The current price of $CEL is up to 86% in the past 24 hours, which is still 89% down from its all-time high in June 2021. Plan C claims that an orchestrated attack on Celsius is to blame for its liquidity issues, and they are not alone. Celsius investor Simon Dixon announced,
“I smell a rat in the leverage boom & deleverage crash. it ends with banks buying up crypto companies & stripping them of their assets before CBDC rollout. Don’t get me wrong, the crypto sector fucked up doing all the things I teach investors to avoid, but I’m following the money.”
The hashtag #CelShortSqueeze has generated over 7,440 tweets within the last 24 hours as investors jump into the belief that the moon is in sight. Allegations have been brought to FTX CEO, Sam Bankman-Fried, claiming he is behind the downfall of Celsius. SBF responded directly to the allegations stating, “this is definitely false, we want to help those we can in the ecosystem and have no interest in hurting them — that just hurts us and the whole ecosystem.” The tweet received over 100 comments which were extremely mixed in their mistrust and support of SBF and FTX.

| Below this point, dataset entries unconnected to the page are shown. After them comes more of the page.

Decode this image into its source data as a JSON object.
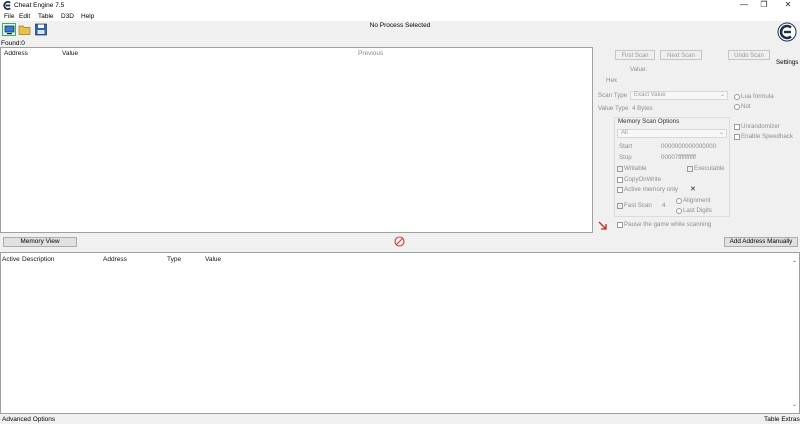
{
  "window": {
    "title": "Cheat Engine 7.5",
    "minimize": "—",
    "maximize": "❐",
    "close": "✕"
  },
  "menu": [
    "File",
    "Edit",
    "Table",
    "D3D",
    "Help"
  ],
  "toolbar": {
    "process_label": "No Process Selected",
    "settings_label": "Settings"
  },
  "found_label": "Found:0",
  "results_table": {
    "columns": [
      "Address",
      "Value",
      "Previous"
    ]
  },
  "scan_panel": {
    "first_scan": "First Scan",
    "next_scan": "Next Scan",
    "undo_scan": "Undo Scan",
    "value_label": "Value:",
    "hex_label": "Hex",
    "scan_type_label": "Scan Type",
    "scan_type_value": "Exact Value",
    "value_type_label": "Value Type",
    "value_type_value": "4 Bytes",
    "memory_scan_options": "Memory Scan Options",
    "memory_region": "All",
    "start_label": "Start",
    "start_value": "0000000000000000",
    "stop_label": "Stop",
    "stop_value": "00007fffffffffff",
    "writable": "Writable",
    "executable": "Executable",
    "copy_on_write": "CopyOnWrite",
    "active_memory_only": "Active memory only",
    "fast_scan": "Fast Scan",
    "fast_scan_value": "4",
    "alignment": "Alignment",
    "last_digits": "Last Digits",
    "pause_game": "Pause the game while scanning",
    "lua_formula": "Lua formula",
    "not_label": "Not",
    "unrandomizer": "Unrandomizer",
    "enable_speedhack": "Enable Speedhack",
    "close_x": "✕"
  },
  "bottom": {
    "memory_view": "Memory View",
    "add_address": "Add Address Manually"
  },
  "address_table": {
    "columns": [
      "Active",
      "Description",
      "Address",
      "Type",
      "Value"
    ]
  },
  "statusbar": {
    "left": "Advanced Options",
    "right": "Table Extras"
  },
  "colors": {
    "accent_teal": "#0aa4a0",
    "logo_dark": "#1c2f4d",
    "stop_red": "#d93b3b"
  }
}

Some influencers within the crypto community have come out in support of SBF, stating, “FTX & Sam allegedly bailed out massive crypto companies to limit this crypto crash.” At present, SBF has not responded to our requests for further comment. One thing is for sure; there are a lot of unbalanced transactions related to $CEL and FTX. There are many small outflows of 10 – 100 $CEL and a few large inflows of 10,00+ $CEL. The inflows appear to be taking $CEL from other exchanges such as MEXC, 1INCH, OKEX, Gate.io, and Huobi to send to FTX.
This in and of itself is not uncommon as traders move funds around to different accounts, yet the fact that a few large wallets are depositing $CEL onto FTX and almost nowhere else is strange. Interestingly, many of the known wallets for Celsius are still active even though withdrawals are suspended.
The downfall of Celsius
In a move toward further transparency, a video has come to light, including alleged commentary from a former Celsius employee who claims it made several “mistakes” in handling client funds. The video was released as a part of a video by YouTuber and investigator, Coffeezilla.

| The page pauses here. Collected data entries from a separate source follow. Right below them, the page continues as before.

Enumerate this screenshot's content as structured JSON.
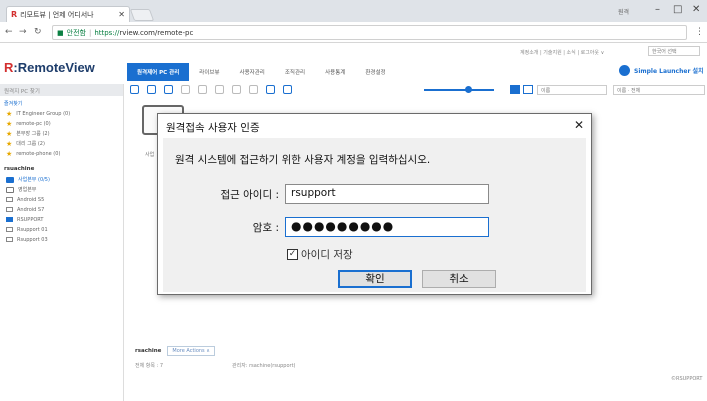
{
  "browser": {
    "tab_title": "리모트뷰 | 언제 어디서나",
    "url_secure": "안전함",
    "url_scheme": "https://",
    "url_rest": "rview.com/remote-pc",
    "window_user": "원격"
  },
  "header": {
    "top_links": "계정소개 | 기술지원 | 소식 | 로그아웃 ∨",
    "lang_select": "한국어 선택",
    "logo_prefix": "R",
    "logo_text": ":RemoteView",
    "nav": [
      "원격제어 PC 관리",
      "라이브뷰",
      "사용자관리",
      "조직관리",
      "사용통계",
      "환경설정"
    ],
    "launcher": "Simple Launcher 설치"
  },
  "sidebar": {
    "search": "원격지 PC 찾기",
    "favorites_title": "즐겨찾기",
    "favorites": [
      "IT Engineer Group (0)",
      "remote-pc (0)",
      "본부장 그룹 (2)",
      "대리 그룹 (2)",
      "remote-phone (0)"
    ],
    "group_title": "rsuachine",
    "groups": [
      "사업본부 (0/5)",
      "영업본부",
      "Android S5",
      "Android S7",
      "RSUPPORT",
      "Rsupport 01",
      "Rsupport 03"
    ]
  },
  "main": {
    "sort_select": "이름",
    "filter_select": "이름 · 전체",
    "footer_name": "rsachine",
    "footer_more": "More Actions ∧",
    "footer_count": "전체 항목 : 7",
    "footer_admin": "관리자: rsachine(rsupport)",
    "copyright": "©RSUPPORT",
    "bg_label": "사업"
  },
  "dialog": {
    "title": "원격접속 사용자 인증",
    "close": "✕",
    "message": "원격 시스템에 접근하기 위한 사용자 계정을 입력하십시오.",
    "id_label": "접근 아이디 :",
    "id_value": "rsupport",
    "pw_label": "암호 :",
    "pw_value": "●●●●●●●●●",
    "save_id_label": "아이디 저장",
    "save_id_checked": true,
    "ok": "확인",
    "cancel": "취소"
  }
}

Coffeezilla comments how Mashinsky declared many times over the year that Celsius was different from a bank, yet it acted just like a bank. Further, the terms and conditions of the Celsius platform describe all crypto sent to it by users as “loans” rather than actual deposits. The unnamed “insider” also claimed that Celsius was:
“engaging in some fairly risky practices, essentially taking borrowed assets and lending on them multiple times in order to maximise their yield.”

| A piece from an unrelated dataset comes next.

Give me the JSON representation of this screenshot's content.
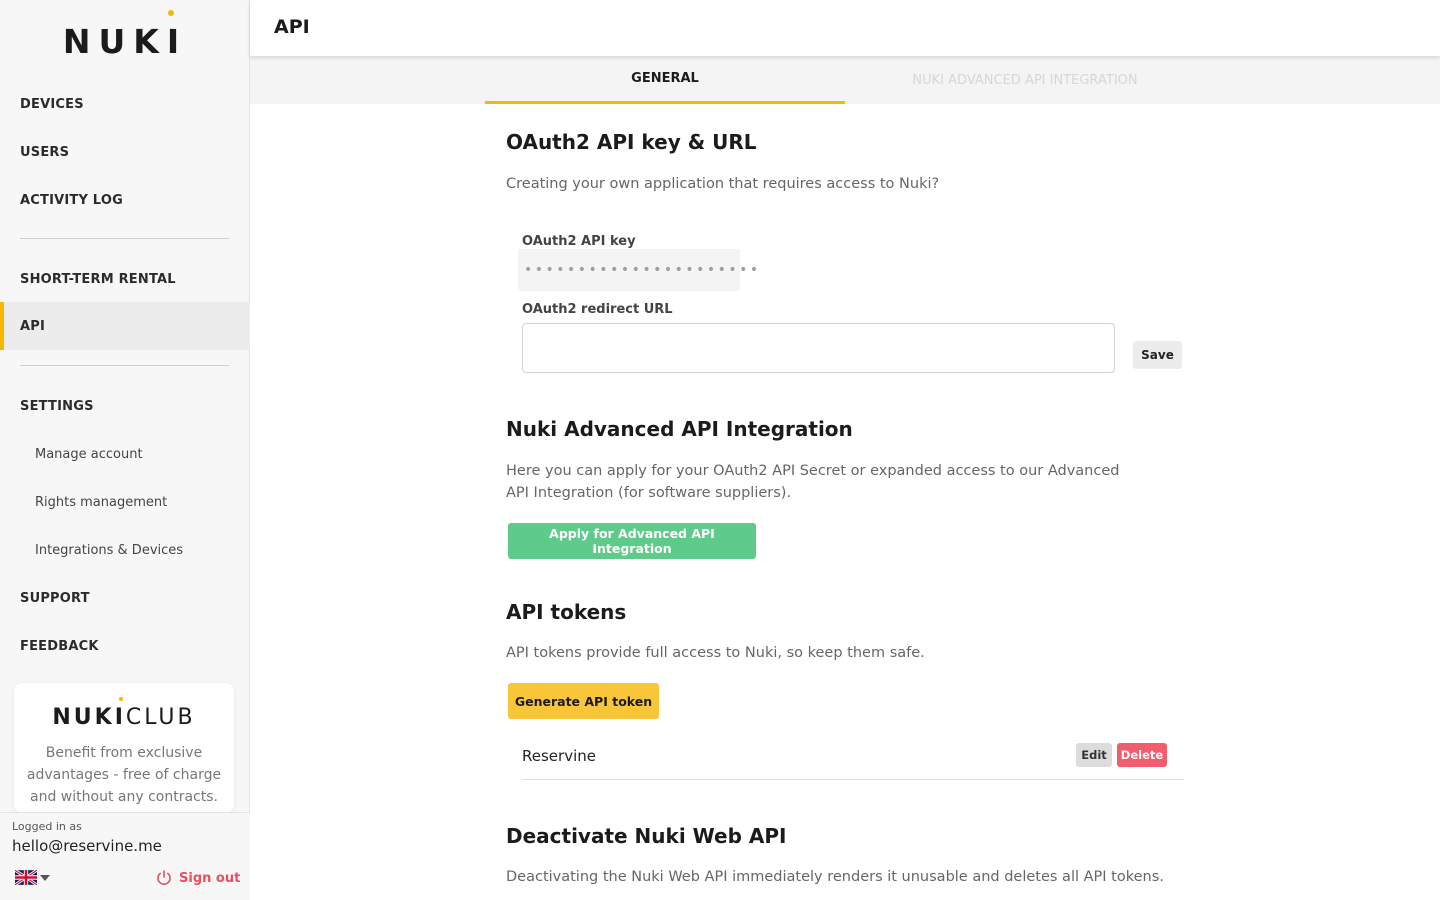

They continued by saying that describing Celsius as a “hedge fund that was playing with retail money is probably a fairly charitable way to describe it.” The former employee explained that Celsius had invested ETH with Stakehound. In June 2021, Stakehound was involved in an incident which resulted in the keys to 38,178 ETH being lost and thus trapping the staked ETH without recourse. The former employee suggested that some of these funds were client funds from Celsius users.
Coffeezilla asserts that Celsius grew “too fast” and tried to “scale too fast” and ultimately “paid the price.” He says they recklessly invested client funds and suffered a liquidity crisis due to a natural downturn in the crypto markets. Finally, Coffeezilla affirms that former Celsius employees described the company as “a story of incompetence.”
What is next for Celsius?
The jury is still out regarding the Celsius fiasco. Several influencer players are claiming, behind the scenes, that there was a coordinated attack against Celsius. Publicly, many are simply declaring that Celsius mismanaged funds and was the victim of its hubris.